Find some equation that represents the sides of the wanted part of the cylinder? (This is the part I'm not sure about).
But a Problem might mess up my plan and that's if the planes intersect inside my cylinder, which will make the wanted part of cylinder split into two, and I have no idea how to deal with that.
Second approach:
Since there's a Cylinder then why not try to use Cylindrical coordinates (I am not fully $100 \%$ understanding why this might work, What I think of is we're transforming the xyz plane to $r,a,z$ plane that will be some much easier surface to calculate it's area):
$x=rcos(a), y=rsin(a), z=z, |J|=r$.
But here I am stuck again, I'm not sure how to use this in my line integral and jump to a double integral again, It's my first question of trying to calculate area using line integral and I'm finding it difficult to link between them.
I would appreciate any help, thanks in advance!
Best Answer
Parametrize the cylindrical surface as,
$r(\theta, z) = (2\cos\theta, 2\sin\theta, z)$
Now we know the surface area element of a cylinder is $dS = R \ dz \ d\theta = 2 \ dz \ d\theta$
or find $|r_{\theta} \times r_{z}| = 2$ (the radius of the cylinder)

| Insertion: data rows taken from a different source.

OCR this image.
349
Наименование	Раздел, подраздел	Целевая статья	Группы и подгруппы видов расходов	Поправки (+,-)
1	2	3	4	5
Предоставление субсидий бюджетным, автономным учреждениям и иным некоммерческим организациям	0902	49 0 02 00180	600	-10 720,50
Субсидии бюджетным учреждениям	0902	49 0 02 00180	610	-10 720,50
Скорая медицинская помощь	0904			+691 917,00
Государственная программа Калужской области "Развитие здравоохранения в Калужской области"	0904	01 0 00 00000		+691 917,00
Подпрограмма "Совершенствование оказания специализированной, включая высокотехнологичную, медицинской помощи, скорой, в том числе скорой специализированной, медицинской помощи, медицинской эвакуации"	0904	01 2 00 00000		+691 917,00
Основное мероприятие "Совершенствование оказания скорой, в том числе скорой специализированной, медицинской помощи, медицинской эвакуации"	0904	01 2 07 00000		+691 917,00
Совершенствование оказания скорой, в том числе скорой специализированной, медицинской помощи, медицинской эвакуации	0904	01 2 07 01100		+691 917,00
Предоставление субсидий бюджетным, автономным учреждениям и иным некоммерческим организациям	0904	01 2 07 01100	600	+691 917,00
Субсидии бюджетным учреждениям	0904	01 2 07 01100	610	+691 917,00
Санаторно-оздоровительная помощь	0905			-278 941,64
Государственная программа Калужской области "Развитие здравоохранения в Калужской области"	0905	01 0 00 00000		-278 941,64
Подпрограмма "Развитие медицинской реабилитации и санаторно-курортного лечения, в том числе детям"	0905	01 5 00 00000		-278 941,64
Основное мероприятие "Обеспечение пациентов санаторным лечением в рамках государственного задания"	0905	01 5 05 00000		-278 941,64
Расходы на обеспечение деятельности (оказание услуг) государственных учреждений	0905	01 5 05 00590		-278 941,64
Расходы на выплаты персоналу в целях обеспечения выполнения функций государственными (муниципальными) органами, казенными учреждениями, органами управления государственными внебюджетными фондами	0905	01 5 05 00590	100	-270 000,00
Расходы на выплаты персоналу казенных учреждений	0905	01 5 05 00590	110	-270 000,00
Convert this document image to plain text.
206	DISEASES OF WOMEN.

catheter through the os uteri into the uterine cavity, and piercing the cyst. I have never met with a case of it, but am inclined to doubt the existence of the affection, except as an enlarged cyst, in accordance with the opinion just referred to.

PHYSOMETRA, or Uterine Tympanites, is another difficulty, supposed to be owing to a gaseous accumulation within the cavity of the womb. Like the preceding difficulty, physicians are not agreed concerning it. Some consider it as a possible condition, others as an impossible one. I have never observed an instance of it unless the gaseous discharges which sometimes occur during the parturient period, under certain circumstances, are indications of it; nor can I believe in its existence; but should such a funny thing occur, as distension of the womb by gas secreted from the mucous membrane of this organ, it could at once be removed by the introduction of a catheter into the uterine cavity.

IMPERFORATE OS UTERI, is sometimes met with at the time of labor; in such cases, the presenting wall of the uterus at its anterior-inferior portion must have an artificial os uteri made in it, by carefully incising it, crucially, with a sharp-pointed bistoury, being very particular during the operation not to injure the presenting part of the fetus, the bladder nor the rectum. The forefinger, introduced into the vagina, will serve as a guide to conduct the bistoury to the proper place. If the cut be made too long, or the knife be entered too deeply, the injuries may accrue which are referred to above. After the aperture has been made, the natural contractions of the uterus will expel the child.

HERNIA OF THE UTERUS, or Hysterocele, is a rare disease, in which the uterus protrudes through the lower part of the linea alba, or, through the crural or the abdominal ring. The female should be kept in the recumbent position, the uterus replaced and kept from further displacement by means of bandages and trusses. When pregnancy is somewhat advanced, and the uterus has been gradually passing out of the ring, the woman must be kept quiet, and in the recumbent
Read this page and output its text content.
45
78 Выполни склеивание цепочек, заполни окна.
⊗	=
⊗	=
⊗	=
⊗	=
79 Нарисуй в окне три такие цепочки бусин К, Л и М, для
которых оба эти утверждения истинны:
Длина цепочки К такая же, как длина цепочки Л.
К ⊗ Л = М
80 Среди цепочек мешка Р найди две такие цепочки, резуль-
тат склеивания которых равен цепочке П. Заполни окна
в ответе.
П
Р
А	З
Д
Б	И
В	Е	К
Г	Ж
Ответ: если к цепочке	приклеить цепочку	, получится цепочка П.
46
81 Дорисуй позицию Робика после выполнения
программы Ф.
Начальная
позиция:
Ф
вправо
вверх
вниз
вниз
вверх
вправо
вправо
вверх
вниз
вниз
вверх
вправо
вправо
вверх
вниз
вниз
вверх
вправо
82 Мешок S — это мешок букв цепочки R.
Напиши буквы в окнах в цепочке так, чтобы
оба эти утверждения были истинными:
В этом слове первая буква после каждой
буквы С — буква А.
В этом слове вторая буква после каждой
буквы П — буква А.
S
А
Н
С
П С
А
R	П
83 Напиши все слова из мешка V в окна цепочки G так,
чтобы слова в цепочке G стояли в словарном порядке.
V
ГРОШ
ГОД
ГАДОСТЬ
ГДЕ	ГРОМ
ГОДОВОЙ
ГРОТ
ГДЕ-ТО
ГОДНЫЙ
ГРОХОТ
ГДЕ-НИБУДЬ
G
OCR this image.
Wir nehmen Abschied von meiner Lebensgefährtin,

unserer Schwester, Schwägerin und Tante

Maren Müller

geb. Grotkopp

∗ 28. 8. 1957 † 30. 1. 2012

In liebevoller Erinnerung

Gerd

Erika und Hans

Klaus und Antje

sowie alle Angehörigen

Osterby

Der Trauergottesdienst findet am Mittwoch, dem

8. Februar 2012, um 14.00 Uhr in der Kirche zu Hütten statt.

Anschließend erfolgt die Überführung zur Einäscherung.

$0 \leq \theta \leq 2\pi$. Lower bound of $z$ is $z = 0$ and upper bound is $z = 6 - x - 2y = 6 - 2 \cos\theta - 4 \sin\theta$
So surface area $S = \displaystyle \int_0^{2\pi} \int_0^{6 - 2 \cos\theta - 4 \sin\theta} 2 \ dz \ d\theta $
Edit (using line integral): please note that the question seeks surface area of only the cylinder's lateral surface.
So we define function $f(x,y) = 6 - x - 2y$ and we define our curve in XY-plane as $r (\theta) = (2 \cos \theta, 2 \sin \theta), 0 \leq \theta \leq 2\pi$
$|r'(\theta)| = 2$
$f(r(\theta)) = 6 - 2 \cos\theta - 4\sin\theta$
So the line integral to find surface area of the cylinder is,
$\displaystyle 2 \int_0^{2\pi} (6 - 2 \cos\theta - 4\sin\theta) \ d\theta$